23 / 04 / 2024

İzmir’deki kadın doğum hastaneleri yeniden dizayn ediliyor!

İzmir’deki kadın doğum hastaneleri yeniden dizayn ediliyor!

Artık çağdışı görüntülere yer yok... İzmir’deki kadın doğum hastaneleri, anne adayları için İl Halk Sağlık Müdürlüğü ekipleri tarafından “Anne Oteli” projesi kapsamında yeniden dizayn ediliyor




İzmir'deki kadın doğum hastaneleri, doğum yapacak anneler için İl Sağlık Müdürlüğü ekipleri tarafından "Anne Oteli" projesi kapsamında yeniden dizayn ediliyor. Tamamlanan projeye göre, anne adayları doğumlarından 15 gün önce İl Sağlık Müdürlüğü'ne bağlı ebelerin raporu doğrultusunda Sağlık Bakanlığı'na bağlı ambulanslarla doğum yapacakları kadın doğum hastanelerine sevk edilecek.

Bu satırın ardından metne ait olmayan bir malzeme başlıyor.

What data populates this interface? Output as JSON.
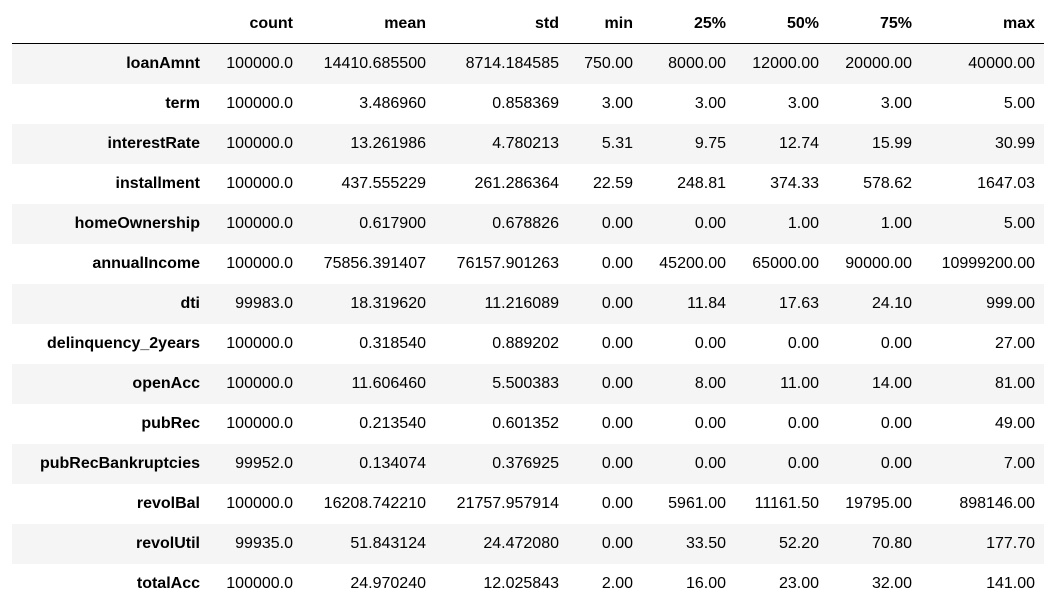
{
  "table": {
    "columns": [
      "count",
      "mean",
      "std",
      "min",
      "25%",
      "50%",
      "75%",
      "max"
    ],
    "rows": [
      {
        "label": "loanAmnt",
        "values": [
          "100000.0",
          "14410.685500",
          "8714.184585",
          "750.00",
          "8000.00",
          "12000.00",
          "20000.00",
          "40000.00"
        ]
      },
      {
        "label": "term",
        "values": [
          "100000.0",
          "3.486960",
          "0.858369",
          "3.00",
          "3.00",
          "3.00",
          "3.00",
          "5.00"
        ]
      },
      {
        "label": "interestRate",
        "values": [
          "100000.0",
          "13.261986",
          "4.780213",
          "5.31",
          "9.75",
          "12.74",
          "15.99",
          "30.99"
        ]
      },
      {
        "label": "installment",
        "values": [
          "100000.0",
          "437.555229",
          "261.286364",
          "22.59",
          "248.81",
          "374.33",
          "578.62",
          "1647.03"
        ]
      },
      {
        "label": "homeOwnership",
        "values": [
          "100000.0",
          "0.617900",
          "0.678826",
          "0.00",
          "0.00",
          "1.00",
          "1.00",
          "5.00"
        ]
      },
      {
        "label": "annualIncome",
        "values": [
          "100000.0",
          "75856.391407",
          "76157.901263",
          "0.00",
          "45200.00",
          "65000.00",
          "90000.00",
          "10999200.00"
        ]
      },
      {
        "label": "dti",
        "values": [
          "99983.0",
          "18.319620",
          "11.216089",
          "0.00",
          "11.84",
          "17.63",
          "24.10",
          "999.00"
        ]
      },
      {
        "label": "delinquency_2years",
        "values": [
          "100000.0",
          "0.318540",
          "0.889202",
          "0.00",
          "0.00",
          "0.00",
          "0.00",
          "27.00"
        ]
      },
      {
        "label": "openAcc",
        "values": [
          "100000.0",
          "11.606460",
          "5.500383",
          "0.00",
          "8.00",
          "11.00",
          "14.00",
          "81.00"
        ]
      },
      {
        "label": "pubRec",
        "values": [
          "100000.0",
          "0.213540",
          "0.601352",
          "0.00",
          "0.00",
          "0.00",
          "0.00",
          "49.00"
        ]
      },
      {
        "label": "pubRecBankruptcies",
        "values": [
          "99952.0",
          "0.134074",
          "0.376925",
          "0.00",
          "0.00",
          "0.00",
          "0.00",
          "7.00"
        ]
      },
      {
        "label": "revolBal",
        "values": [
          "100000.0",
          "16208.742210",
          "21757.957914",
          "0.00",
          "5961.00",
          "11161.50",
          "19795.00",
          "898146.00"
        ]
      },
      {
        "label": "revolUtil",
        "values": [
          "99935.0",
          "51.843124",
          "24.472080",
          "0.00",
          "33.50",
          "52.20",
          "70.80",
          "177.70"
        ]
      },
      {
        "label": "totalAcc",
        "values": [
          "100000.0",
          "24.970240",
          "12.025843",
          "2.00",
          "16.00",
          "23.00",
          "32.00",
          "141.00"
        ]
      }
    ]
  },
  "colors": {
    "striped_row": "#f5f5f5",
    "header_rule": "#000000"
  }
}
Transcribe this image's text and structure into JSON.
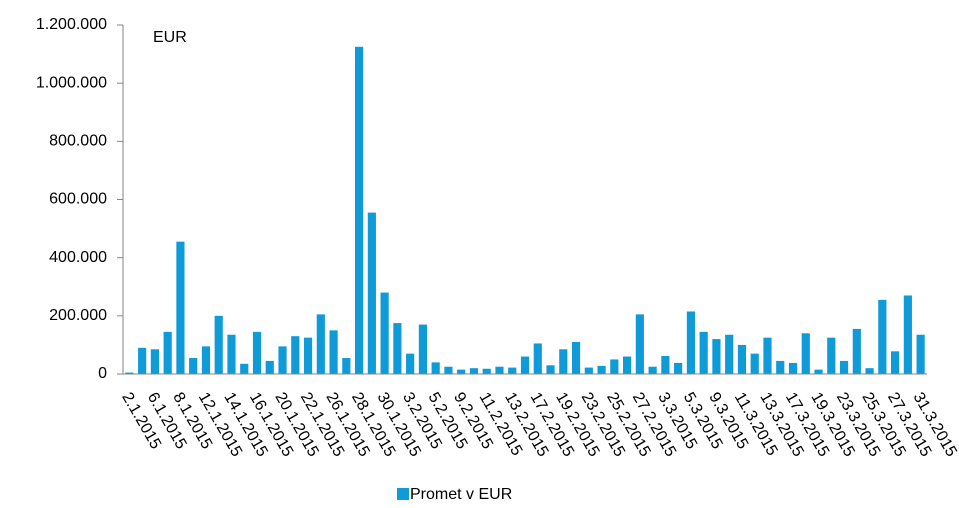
{
  "chart_data": {
    "type": "bar",
    "annotation": "EUR",
    "series": [
      {
        "name": "Promet v EUR",
        "color": "#0f9ad8",
        "values": [
          5000,
          90000,
          85000,
          145000,
          455000,
          55000,
          95000,
          200000,
          135000,
          35000,
          145000,
          45000,
          95000,
          130000,
          125000,
          205000,
          150000,
          55000,
          1125000,
          555000,
          280000,
          175000,
          70000,
          170000,
          40000,
          25000,
          15000,
          20000,
          18000,
          25000,
          22000,
          60000,
          105000,
          30000,
          85000,
          110000,
          22000,
          28000,
          50000,
          60000,
          205000,
          25000,
          62000,
          38000,
          215000,
          145000,
          120000,
          135000,
          100000,
          70000,
          125000,
          45000,
          38000,
          140000,
          15000,
          125000,
          45000,
          155000,
          20000,
          255000,
          78000,
          270000,
          135000
        ]
      }
    ],
    "categories": [
      "2.1.2015",
      null,
      "6.1.2015",
      null,
      "8.1.2015",
      null,
      "12.1.2015",
      null,
      "14.1.2015",
      null,
      "16.1.2015",
      null,
      "20.1.2015",
      null,
      "22.1.2015",
      null,
      "26.1.2015",
      null,
      "28.1.2015",
      null,
      "30.1.2015",
      null,
      "3.2.2015",
      null,
      "5.2.2015",
      null,
      "9.2.2015",
      null,
      "11.2.2015",
      null,
      "13.2.2015",
      null,
      "17.2.2015",
      null,
      "19.2.2015",
      null,
      "23.2.2015",
      null,
      "25.2.2015",
      null,
      "27.2.2015",
      null,
      "3.3.2015",
      null,
      "5.3.2015",
      null,
      "9.3.2015",
      null,
      "11.3.2015",
      null,
      "13.3.2015",
      null,
      "17.3.2015",
      null,
      "19.3.2015",
      null,
      "23.3.2015",
      null,
      "25.3.2015",
      null,
      "27.3.2015",
      null,
      "31.3.2015"
    ],
    "ylim": [
      0,
      1200000
    ],
    "yticks": [
      0,
      {
        "value": 200000,
        "label": "200.000"
      },
      {
        "value": 400000,
        "label": "400.000"
      },
      {
        "value": 600000,
        "label": "600.000"
      },
      {
        "value": 800000,
        "label": "800.000"
      },
      {
        "value": 1000000,
        "label": "1.000.000"
      },
      {
        "value": 1200000,
        "label": "1.200.000"
      }
    ],
    "legend": "bottom"
  }
}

Doğuma kadar hastanede kalarak her türlü sağlık hizmetlerinden yararlanacak olan anne adayları, doğum gerçekleştikten sonra yine ambulanslarla evlerine gönderilecekler.  İzmir  İl Sağlık Müdürü Mehmet Nil Hıdır "Eskiden anneler kış aylarında hava koşulları sebebiyle evinde ya da yolda doğum yapıp kanamadan ölüyordu. Şimdi anne otelleri hazırlandı. Artık annelerimiz doğumdan önce hastanelerimize yatırılıp her türlü bakımı yapılacak" diye konuştu. 


Otel konforunda hastane

Geçmişte annelerin ya evde doğum yapıp bakımsızlıktan, enfeksiyondan ya da yolda yaşadığı kan kaybından öldüğünü söyleyen Mehmet Nil Hıdır, kadınların artık doğumdan önce otel konforundaki doğum hastanelerine sevk edilerek tedavi altına alındığını ifade etti. Hıdır "Şimdi artık anne otelleri var. Artık iklim şartları tahmin edilip anneler doğumdan 15 gün önce hastanelere yatırılıyor. Doğum meydana geldikten sonra da annelerimiz evlerine ambulanslarımızla geri gönderiliyor" dedi. Hıdır, bir dönem Türkiye'de annelerin kağnı arabalarıyla taşındığı dile getirerek "Helikopter ambulanslarımız, 112 ambulanslarımız, uçak ambulanslarımız annelerimizin hizmetindedir. Bu çalışmalarımızla birlikte 100 binde 150 olan bebek ölüm oranları 100 bin doğumda 13,6'ya düştü. Gelişmiş ülkelerde bu rakam 100 binde 5'e kadar düşüyor" dedi. 


Doğumdan önce önlem

Türkiye'de 2007 yılından itibaren Aile Hekimliği Yasası ile birlikte her 3 bin 750 nüfusa 1 aile hekiminin düşmeye başladığını söyleyen Mehmet Nil Hıdır "Biz bu nüfusun doğumdan ölüme kadarki sürecinde yanında olup, koruyucu sağlık hizmetleri sunuyoruz. Hatta doğumdan önce kişinin koruyucu sağlık hizmetlerini yapmaya başlıyoruz" dedi. Evlilik için sağlık raporu almaya çiftlerde 4 konu başlığına baktıklarını ifade eden Hıdır "Akraba evliliği yapıp yapmadığına, yaşların birbiriyle uyumuna, bedende evliliğe engel teşkil edecek bir sorun olup olmadığına ve son olarak da yaşlarının tutup tutmadığına bakıyoruz. Biz yapmış olduğumuz evlilik raporlarıyla çocuğun sağlıklı doğmasını amaçlıyoruz" diye konuştu.


Bir haftalık arada salgından geçilmez

İl Halk Sağlığı'na bağlı görevlilerin yaklaşık 50 hastalıkla mücadele ettiklerini ifade eden Mehmet Nil Hıdır, "Birinci basamak sağlık hizmetlerinde bir hafta ara verilsin ortalık salgından geçilmez. Yüzlerce, binlerce insan sakat kalır. Bu görünmeyen, fedakarlıklarla yürütülen müthiş bir hizmettir" dedi. 

Akraba evliliklerinde meydana gelebilecek genetik hastalıkların ikiye katlandığını ifade eden Hıdır "Özellikle yakın akraba evliliklerinde genetik hastalıklar artıyor. Akdeniz Anemisi dediğimiz genetik hastalıklar arasında çok sık görülen Talasemi akraba evliliklerinde çocuğa çok çabuk geçiyor" dedi.